As Memorial Day nears, the plight of Americans who have borne the burden of fighting our wars should be uppermost in the minds of their countrymen. The growing frustration with the failure of the Veterans Administration to eliminate a huge and growing backlog of disability claims by members of the uniformed services is well justified and demands a timely response from the Obama administration.

Understandably, the VA has been overwhelmed. The global war on terrorism and the wars in Iraq and Afghanistan have required the services of millions of Americans, many of whom have been obliged to make repeated tours of duty in combat zones.

Over the past 12 years, about 2.5 million members of the Army, Navy, Marines, Air Force, Coast Guard and related Reserve and National Guard units have been deployed in Afghanistan and Iraq, according to Department of Defense data. Of those, more than a third were deployed more than once. Nearly 37,000 have been deployed more than five times, and 400,000 service members have reportedly done three or more deployments.

As of last September, according to a report by McClatchy Newspapers, more than 1.6 million military members formerly deployed in what’s classified as the global war on terror — in Iraq and Afghanistan, primarily — had transitioned to veteran status. Of those, about 1 million were from active-duty service and about 675,000 from Reserve or Guard deployments.

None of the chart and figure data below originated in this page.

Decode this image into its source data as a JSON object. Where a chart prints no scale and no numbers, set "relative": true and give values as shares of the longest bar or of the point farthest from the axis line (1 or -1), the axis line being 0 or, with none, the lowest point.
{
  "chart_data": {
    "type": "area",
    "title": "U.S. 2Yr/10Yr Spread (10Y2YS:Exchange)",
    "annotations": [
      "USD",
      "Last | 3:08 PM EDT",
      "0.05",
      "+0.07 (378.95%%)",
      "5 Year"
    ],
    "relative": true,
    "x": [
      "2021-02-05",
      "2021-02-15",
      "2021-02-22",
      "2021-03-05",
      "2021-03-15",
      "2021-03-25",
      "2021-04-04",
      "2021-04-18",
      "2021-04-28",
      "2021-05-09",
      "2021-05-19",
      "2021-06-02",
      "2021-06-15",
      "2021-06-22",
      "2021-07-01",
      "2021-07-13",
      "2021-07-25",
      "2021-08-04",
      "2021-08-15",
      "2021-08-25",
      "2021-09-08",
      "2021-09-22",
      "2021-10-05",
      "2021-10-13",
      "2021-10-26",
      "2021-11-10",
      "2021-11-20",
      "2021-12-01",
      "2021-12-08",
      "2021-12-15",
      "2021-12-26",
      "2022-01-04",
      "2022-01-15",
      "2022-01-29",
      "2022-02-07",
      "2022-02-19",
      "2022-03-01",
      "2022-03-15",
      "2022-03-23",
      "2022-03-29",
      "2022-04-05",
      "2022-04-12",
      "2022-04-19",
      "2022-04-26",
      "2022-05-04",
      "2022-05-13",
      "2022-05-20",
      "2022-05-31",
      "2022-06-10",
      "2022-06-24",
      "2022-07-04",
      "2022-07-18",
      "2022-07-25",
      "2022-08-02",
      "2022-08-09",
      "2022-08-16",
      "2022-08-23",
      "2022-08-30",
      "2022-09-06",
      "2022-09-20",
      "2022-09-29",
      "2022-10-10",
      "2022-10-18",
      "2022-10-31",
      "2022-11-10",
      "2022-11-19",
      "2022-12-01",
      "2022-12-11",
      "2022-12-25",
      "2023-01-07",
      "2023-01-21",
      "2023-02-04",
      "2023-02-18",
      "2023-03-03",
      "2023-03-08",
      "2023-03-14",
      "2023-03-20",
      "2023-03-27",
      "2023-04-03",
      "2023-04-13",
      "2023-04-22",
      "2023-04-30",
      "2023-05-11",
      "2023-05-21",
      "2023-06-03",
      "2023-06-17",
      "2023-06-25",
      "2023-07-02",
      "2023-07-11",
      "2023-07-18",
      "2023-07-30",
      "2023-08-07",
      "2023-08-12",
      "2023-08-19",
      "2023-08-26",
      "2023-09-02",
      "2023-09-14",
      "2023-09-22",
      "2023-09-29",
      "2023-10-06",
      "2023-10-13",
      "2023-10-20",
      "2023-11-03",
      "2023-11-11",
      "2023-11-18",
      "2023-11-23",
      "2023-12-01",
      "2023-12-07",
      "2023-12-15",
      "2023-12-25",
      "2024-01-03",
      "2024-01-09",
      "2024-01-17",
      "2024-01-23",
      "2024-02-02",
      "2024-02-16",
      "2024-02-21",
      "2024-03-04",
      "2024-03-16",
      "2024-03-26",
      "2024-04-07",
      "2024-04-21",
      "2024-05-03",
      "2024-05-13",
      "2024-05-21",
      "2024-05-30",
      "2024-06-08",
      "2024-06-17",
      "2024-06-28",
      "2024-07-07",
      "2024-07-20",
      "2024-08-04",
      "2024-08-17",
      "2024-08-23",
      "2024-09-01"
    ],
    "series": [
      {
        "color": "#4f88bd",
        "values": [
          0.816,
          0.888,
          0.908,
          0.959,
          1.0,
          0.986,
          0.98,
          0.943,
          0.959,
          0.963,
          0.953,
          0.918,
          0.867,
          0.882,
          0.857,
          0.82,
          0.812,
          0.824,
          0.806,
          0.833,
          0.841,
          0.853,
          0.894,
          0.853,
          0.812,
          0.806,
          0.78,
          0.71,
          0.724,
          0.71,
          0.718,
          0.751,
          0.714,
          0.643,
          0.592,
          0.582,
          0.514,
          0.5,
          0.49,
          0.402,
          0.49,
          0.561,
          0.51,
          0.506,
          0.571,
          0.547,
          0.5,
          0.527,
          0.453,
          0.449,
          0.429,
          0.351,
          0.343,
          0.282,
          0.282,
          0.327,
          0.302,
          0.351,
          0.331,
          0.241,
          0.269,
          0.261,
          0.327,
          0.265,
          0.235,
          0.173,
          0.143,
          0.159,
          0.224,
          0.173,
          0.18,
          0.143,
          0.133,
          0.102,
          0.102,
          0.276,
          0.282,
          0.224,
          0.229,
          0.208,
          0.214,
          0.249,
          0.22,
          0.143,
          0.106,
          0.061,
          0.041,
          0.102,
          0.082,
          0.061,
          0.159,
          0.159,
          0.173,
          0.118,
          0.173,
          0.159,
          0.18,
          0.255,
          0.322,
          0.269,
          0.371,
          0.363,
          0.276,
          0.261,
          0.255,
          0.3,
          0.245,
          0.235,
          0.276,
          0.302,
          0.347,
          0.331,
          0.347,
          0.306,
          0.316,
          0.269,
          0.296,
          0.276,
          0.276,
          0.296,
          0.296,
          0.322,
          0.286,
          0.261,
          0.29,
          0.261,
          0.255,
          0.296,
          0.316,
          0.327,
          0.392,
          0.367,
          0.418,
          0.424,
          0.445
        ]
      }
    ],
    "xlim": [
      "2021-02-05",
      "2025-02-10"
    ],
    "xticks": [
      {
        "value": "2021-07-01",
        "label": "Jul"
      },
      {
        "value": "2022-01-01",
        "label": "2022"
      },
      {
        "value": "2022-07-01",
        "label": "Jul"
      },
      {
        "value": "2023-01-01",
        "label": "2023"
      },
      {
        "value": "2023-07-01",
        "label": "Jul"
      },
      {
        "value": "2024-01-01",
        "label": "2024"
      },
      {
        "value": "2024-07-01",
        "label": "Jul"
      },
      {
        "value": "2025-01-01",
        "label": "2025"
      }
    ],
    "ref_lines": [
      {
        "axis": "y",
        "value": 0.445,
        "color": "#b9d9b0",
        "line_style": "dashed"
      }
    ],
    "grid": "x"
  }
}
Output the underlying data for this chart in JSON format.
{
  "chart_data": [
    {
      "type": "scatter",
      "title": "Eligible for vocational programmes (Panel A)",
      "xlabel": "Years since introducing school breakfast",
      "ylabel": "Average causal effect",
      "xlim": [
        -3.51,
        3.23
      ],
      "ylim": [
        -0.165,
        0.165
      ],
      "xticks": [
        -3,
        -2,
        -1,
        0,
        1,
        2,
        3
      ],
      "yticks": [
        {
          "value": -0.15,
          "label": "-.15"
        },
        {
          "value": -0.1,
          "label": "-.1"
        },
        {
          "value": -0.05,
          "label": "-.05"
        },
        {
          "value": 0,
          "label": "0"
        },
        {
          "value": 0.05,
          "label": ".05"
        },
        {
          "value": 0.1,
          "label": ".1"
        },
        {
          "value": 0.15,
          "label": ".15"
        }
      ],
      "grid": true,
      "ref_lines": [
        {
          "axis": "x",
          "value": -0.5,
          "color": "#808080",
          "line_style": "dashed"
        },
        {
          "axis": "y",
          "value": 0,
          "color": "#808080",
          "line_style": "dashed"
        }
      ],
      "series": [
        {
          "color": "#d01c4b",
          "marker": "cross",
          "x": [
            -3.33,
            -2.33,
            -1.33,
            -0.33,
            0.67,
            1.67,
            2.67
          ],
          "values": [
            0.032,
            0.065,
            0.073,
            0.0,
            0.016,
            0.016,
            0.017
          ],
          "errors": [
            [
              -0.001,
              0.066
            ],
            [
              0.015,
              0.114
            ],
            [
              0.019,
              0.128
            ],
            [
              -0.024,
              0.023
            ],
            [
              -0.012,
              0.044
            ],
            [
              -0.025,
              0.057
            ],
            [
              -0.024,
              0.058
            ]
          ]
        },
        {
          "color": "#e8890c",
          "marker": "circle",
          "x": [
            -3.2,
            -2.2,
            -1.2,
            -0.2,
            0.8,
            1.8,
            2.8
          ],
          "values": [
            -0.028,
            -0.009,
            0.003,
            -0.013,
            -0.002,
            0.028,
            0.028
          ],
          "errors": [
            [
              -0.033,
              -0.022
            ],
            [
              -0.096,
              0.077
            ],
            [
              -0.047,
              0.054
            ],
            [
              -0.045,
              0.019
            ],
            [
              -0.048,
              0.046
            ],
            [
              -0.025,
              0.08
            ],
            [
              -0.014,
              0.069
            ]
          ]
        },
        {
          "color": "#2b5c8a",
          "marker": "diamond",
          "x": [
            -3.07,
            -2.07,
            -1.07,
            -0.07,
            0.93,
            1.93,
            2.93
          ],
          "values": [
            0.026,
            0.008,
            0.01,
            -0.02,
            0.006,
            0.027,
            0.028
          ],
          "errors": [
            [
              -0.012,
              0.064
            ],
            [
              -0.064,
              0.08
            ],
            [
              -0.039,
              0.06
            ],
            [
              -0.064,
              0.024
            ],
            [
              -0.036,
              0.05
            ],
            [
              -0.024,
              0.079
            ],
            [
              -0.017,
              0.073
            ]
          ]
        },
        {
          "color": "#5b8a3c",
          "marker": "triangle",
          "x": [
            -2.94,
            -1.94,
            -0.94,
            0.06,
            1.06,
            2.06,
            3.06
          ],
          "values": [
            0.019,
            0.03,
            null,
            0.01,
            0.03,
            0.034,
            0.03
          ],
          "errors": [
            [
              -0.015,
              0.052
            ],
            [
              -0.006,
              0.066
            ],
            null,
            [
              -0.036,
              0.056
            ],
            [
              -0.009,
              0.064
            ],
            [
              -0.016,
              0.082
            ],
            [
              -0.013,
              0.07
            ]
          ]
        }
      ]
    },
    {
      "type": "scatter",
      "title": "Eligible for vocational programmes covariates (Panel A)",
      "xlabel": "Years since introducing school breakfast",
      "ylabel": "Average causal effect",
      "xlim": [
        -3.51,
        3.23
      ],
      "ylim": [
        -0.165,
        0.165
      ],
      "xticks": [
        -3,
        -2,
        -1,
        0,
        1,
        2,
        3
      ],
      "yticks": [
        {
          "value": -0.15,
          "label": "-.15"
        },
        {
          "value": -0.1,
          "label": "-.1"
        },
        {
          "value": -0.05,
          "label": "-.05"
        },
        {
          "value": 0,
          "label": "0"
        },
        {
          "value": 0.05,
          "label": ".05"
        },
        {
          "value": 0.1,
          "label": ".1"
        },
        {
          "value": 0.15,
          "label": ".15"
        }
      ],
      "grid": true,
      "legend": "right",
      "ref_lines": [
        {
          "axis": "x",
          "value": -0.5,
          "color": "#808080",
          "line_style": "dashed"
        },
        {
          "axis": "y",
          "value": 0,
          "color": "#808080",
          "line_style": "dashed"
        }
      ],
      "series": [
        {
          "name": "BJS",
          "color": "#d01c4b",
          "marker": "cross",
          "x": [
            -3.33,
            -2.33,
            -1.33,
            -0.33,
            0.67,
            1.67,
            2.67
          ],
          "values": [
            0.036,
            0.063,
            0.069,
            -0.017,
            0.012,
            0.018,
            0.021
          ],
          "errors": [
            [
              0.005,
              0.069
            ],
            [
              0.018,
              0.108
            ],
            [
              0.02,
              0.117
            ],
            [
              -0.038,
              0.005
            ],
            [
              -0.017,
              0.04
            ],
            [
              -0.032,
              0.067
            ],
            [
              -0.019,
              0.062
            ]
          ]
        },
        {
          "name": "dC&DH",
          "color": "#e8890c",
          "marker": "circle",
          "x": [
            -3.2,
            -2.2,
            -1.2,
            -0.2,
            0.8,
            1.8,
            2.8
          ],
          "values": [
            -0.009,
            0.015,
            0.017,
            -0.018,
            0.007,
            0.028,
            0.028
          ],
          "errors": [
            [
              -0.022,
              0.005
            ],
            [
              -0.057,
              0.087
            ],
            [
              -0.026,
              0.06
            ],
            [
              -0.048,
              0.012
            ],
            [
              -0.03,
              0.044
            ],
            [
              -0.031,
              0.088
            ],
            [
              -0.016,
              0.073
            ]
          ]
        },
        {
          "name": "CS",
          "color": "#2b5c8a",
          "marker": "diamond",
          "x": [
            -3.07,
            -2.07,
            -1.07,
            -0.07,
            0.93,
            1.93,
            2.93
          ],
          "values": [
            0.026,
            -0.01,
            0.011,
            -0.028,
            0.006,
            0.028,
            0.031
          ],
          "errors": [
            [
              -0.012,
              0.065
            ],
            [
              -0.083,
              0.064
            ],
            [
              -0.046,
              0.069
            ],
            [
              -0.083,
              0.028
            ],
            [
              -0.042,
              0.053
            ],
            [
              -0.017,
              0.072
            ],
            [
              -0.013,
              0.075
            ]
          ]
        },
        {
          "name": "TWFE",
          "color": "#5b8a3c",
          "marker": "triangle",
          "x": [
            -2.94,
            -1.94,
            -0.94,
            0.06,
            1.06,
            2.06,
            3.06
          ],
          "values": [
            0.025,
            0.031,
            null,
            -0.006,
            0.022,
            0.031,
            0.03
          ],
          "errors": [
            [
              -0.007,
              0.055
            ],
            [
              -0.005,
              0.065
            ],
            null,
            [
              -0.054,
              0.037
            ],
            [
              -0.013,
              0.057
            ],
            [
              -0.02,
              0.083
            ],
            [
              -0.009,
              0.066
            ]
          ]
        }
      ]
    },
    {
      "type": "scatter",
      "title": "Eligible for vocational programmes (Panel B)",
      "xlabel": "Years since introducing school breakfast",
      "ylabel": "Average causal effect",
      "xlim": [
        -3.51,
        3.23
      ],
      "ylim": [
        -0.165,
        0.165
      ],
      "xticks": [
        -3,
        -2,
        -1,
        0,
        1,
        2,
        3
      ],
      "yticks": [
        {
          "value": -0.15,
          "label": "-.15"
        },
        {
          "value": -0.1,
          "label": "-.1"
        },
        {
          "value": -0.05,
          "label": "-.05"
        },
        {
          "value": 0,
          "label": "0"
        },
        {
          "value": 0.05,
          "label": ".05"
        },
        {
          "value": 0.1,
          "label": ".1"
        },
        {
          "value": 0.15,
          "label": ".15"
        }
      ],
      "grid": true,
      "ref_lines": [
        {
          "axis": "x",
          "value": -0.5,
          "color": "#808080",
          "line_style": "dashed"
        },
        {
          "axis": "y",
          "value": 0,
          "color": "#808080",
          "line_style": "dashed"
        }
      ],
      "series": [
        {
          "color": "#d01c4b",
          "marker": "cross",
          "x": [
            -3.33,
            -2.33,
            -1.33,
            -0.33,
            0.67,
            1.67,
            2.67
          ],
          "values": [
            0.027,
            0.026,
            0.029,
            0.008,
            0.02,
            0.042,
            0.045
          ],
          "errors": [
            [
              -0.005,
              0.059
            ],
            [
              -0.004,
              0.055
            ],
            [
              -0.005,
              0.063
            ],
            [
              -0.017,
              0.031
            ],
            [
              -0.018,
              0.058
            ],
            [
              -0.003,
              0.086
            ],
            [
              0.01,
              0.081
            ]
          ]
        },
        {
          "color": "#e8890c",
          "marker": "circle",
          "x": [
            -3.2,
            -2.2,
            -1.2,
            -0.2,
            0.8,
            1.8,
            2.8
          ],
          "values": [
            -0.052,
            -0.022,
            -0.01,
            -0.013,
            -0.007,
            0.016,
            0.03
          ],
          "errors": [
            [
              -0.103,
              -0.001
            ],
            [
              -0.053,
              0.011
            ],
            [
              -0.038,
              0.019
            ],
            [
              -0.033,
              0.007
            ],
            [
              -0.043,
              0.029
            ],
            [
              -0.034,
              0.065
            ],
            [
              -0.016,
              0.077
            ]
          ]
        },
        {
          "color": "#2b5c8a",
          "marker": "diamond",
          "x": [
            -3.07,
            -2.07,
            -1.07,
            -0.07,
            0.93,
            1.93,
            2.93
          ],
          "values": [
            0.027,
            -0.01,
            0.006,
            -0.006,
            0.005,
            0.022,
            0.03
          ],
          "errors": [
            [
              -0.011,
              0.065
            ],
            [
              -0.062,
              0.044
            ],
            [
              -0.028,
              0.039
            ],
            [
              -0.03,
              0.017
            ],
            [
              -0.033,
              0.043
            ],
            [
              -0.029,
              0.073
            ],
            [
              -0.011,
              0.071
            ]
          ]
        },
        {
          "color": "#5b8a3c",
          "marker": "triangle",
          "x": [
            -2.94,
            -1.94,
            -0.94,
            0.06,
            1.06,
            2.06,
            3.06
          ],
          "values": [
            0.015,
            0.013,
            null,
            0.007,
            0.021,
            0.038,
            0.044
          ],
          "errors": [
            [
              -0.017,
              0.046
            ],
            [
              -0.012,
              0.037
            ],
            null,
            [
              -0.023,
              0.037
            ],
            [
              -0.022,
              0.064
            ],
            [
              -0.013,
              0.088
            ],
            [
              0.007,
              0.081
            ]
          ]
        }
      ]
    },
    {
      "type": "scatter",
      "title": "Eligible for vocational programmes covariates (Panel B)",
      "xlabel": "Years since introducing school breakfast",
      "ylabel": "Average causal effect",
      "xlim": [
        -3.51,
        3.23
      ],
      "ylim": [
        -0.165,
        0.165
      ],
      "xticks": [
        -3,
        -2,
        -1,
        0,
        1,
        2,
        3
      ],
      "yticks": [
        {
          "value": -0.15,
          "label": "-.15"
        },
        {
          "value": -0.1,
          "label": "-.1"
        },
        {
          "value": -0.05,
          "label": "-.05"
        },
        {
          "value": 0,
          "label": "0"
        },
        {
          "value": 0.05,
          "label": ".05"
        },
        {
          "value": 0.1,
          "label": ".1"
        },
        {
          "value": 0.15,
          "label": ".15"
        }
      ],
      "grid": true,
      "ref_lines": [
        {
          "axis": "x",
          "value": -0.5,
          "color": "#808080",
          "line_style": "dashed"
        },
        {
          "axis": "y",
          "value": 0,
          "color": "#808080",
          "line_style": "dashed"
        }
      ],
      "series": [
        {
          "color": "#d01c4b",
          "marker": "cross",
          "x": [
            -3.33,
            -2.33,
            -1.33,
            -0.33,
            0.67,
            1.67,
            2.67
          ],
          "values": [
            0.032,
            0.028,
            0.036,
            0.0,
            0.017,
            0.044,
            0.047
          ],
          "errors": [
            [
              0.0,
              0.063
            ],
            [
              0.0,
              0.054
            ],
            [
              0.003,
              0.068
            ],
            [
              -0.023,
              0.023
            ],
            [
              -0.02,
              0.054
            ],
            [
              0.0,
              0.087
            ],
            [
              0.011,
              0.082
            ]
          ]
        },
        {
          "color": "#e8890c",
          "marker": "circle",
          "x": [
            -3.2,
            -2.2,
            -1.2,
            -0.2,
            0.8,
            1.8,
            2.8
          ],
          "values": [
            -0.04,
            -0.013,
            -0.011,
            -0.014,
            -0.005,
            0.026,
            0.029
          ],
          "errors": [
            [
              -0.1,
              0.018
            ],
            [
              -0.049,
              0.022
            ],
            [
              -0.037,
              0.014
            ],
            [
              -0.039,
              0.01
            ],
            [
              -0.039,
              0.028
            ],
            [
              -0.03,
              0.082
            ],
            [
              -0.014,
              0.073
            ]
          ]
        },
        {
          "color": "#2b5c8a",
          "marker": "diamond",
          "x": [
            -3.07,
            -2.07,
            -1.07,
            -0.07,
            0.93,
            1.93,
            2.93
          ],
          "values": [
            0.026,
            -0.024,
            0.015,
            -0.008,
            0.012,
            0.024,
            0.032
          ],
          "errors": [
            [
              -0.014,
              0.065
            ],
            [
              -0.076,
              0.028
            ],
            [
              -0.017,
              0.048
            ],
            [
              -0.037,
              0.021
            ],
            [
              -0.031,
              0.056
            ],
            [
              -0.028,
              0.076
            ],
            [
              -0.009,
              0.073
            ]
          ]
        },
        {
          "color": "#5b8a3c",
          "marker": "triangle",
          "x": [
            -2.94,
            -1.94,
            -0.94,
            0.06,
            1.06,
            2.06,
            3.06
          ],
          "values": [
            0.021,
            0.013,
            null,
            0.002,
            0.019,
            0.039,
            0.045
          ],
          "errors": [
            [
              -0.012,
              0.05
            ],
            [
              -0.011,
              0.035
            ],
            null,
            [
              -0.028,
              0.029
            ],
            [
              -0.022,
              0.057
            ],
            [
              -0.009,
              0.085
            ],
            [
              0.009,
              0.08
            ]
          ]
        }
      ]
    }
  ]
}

These numbers are staggering, but they should not serve as an excuse for the failure of the VA to attend to the needs of the veterans in a timely manner. The VA has won major, well-justified budget increases under President Obama, but the number of veterans consigned to the prolonged backlog has only continued to grow.

According to Iraq and Afghanistan Veterans of America, as of this week, 873,680 veterans have applied for VA disability benefits and are still waiting. Of these, 584,308 have been in the queue over 125 days. Some reports say average wait time in larger cities can be nearly two years, or 600 days. Delays have increased despite the installation of a $300 million computer system to process claims and the hiring of 765 additional claims processors since 2010.

According to published investigative reports, Florida is not among the worst states for backlogs, but with 1.6 million veterans residing in the Sunshine State, it is one of the most seriously affected by the problem at the VA.

Eric Shinseki, the retired four-star general who runs the VA, has promised to end the backlog by 2015, but that’s not enough. The organization should set benchmarks for completing the task and report to the public on whether they are being met.

It is particularly frustrating for younger veterans to try to deal with a system that still functions under rules and processes developed decades ago in which obtaining health records can be a lengthy process. The sooner that an integrated digital health system can be put in place, the sooner that veterans can have their claims adjudicated.

As the younger veterans age in the coming decades, the number of those applying for disability benefits will only grow. It’s past time to stop putting veterans in backlog limbo. They answered the call when America went to war. Now it’s time for their country to be there for them.